In November, an Illinois circuit court judge threw out the state’s pension reform tout court—saying that the state constitution prohibited any changes to retirement benefits, including cuts to cost of living adjustments and raising the retirement age. The land of Lincoln boasts the most poorly funded pension system in the country and has more than $100 billion in unfunded liabilities, which is why the Democratic Governor and legislature backed this reform. Now, since every good court case deserves another, the matter will be decided by the state supreme court, perhaps as soon as January.Steven Malanga of the Manhattan Institute describes the lower court’s decision as a “pyrrhic victory” for the reform’s foes, and a real problem for the state’s fiscal future. How is Illinois feeling the pinch?

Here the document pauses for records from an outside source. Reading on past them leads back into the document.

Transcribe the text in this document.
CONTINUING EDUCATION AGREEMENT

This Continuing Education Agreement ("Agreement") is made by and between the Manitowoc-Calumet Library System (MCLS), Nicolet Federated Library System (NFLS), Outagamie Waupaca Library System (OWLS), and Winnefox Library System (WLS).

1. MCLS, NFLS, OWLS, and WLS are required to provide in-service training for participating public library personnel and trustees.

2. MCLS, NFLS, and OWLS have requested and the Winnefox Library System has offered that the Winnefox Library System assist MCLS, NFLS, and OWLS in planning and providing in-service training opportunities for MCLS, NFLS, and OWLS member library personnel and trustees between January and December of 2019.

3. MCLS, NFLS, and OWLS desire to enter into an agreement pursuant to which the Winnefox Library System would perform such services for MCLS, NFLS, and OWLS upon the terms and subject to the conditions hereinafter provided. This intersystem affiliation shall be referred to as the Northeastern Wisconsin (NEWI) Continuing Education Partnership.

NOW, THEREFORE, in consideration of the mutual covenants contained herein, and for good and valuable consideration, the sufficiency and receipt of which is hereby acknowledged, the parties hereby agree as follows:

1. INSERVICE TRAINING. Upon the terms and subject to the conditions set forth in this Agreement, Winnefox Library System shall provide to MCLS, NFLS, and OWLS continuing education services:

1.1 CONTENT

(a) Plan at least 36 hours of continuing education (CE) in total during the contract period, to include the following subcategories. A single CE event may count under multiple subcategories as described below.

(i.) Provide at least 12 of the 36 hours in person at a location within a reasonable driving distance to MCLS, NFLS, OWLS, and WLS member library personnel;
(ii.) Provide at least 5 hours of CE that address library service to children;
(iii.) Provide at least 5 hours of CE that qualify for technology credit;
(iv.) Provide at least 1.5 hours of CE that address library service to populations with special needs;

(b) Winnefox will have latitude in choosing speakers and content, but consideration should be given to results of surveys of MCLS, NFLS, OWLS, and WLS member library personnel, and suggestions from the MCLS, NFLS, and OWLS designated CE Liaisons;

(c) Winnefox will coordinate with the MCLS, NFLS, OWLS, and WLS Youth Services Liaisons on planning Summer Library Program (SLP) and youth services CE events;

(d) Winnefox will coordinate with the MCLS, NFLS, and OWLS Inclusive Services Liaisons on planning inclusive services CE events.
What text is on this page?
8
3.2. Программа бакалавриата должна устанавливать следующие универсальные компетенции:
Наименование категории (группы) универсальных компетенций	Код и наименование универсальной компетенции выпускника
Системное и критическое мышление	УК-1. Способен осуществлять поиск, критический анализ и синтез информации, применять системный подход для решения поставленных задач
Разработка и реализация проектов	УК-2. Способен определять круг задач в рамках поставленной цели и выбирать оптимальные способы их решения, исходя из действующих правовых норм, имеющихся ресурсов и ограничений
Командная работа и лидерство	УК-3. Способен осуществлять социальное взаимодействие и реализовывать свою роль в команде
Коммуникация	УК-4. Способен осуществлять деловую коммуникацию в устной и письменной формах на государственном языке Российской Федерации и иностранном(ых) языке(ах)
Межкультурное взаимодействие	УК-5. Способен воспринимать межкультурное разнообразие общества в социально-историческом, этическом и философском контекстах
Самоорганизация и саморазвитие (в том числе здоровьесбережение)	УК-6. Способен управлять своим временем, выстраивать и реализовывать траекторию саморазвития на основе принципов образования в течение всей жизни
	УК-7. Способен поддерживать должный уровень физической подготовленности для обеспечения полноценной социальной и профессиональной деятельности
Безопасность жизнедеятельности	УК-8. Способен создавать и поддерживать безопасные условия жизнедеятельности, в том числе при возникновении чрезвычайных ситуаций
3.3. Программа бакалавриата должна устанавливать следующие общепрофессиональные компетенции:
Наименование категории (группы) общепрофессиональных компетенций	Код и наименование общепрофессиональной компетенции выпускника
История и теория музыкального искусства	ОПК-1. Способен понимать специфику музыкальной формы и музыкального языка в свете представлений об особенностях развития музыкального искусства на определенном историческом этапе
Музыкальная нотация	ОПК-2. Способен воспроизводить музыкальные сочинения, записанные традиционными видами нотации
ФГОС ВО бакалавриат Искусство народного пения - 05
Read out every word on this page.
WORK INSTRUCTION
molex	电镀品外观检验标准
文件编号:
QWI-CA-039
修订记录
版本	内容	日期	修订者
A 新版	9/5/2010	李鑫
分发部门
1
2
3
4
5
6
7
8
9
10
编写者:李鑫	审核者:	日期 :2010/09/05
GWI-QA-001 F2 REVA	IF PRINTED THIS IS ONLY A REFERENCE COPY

[T]o pay off its retirement debt, Illinois needs more than $6 billion a year from taxpayers to make up for the skipped contributions to the pension system, along with more than $1 billion more to pay off its pension bonds. That represents more than one-fifth of the state’s general-fund budget. By contrast, states typically spend no more than 4 percent to 5 percent of their budgets on pensions. The consequences have already been felt by Illinois taxpayers—and workers. Government employment is down by nearly 30,000 workers since its 2009 peak. Local governments, those that deliver the most basic services to taxpayers, have done the most trimming, slicing 20,000 jobs. Meanwhile, rising benefits costs are squeezing out other spending, including pay increases. School districts have been hit the hardest; their budgets are largely made up of personnel costs.
Read the whole thing. This case is one to watch going forward, as is the challenge to Rhode Island’s recent pension reform. We’re still only in the beginning of the country’s reckoning with its pension problems, and it will cause a lot of suffering and a lot of controversy before it’s over.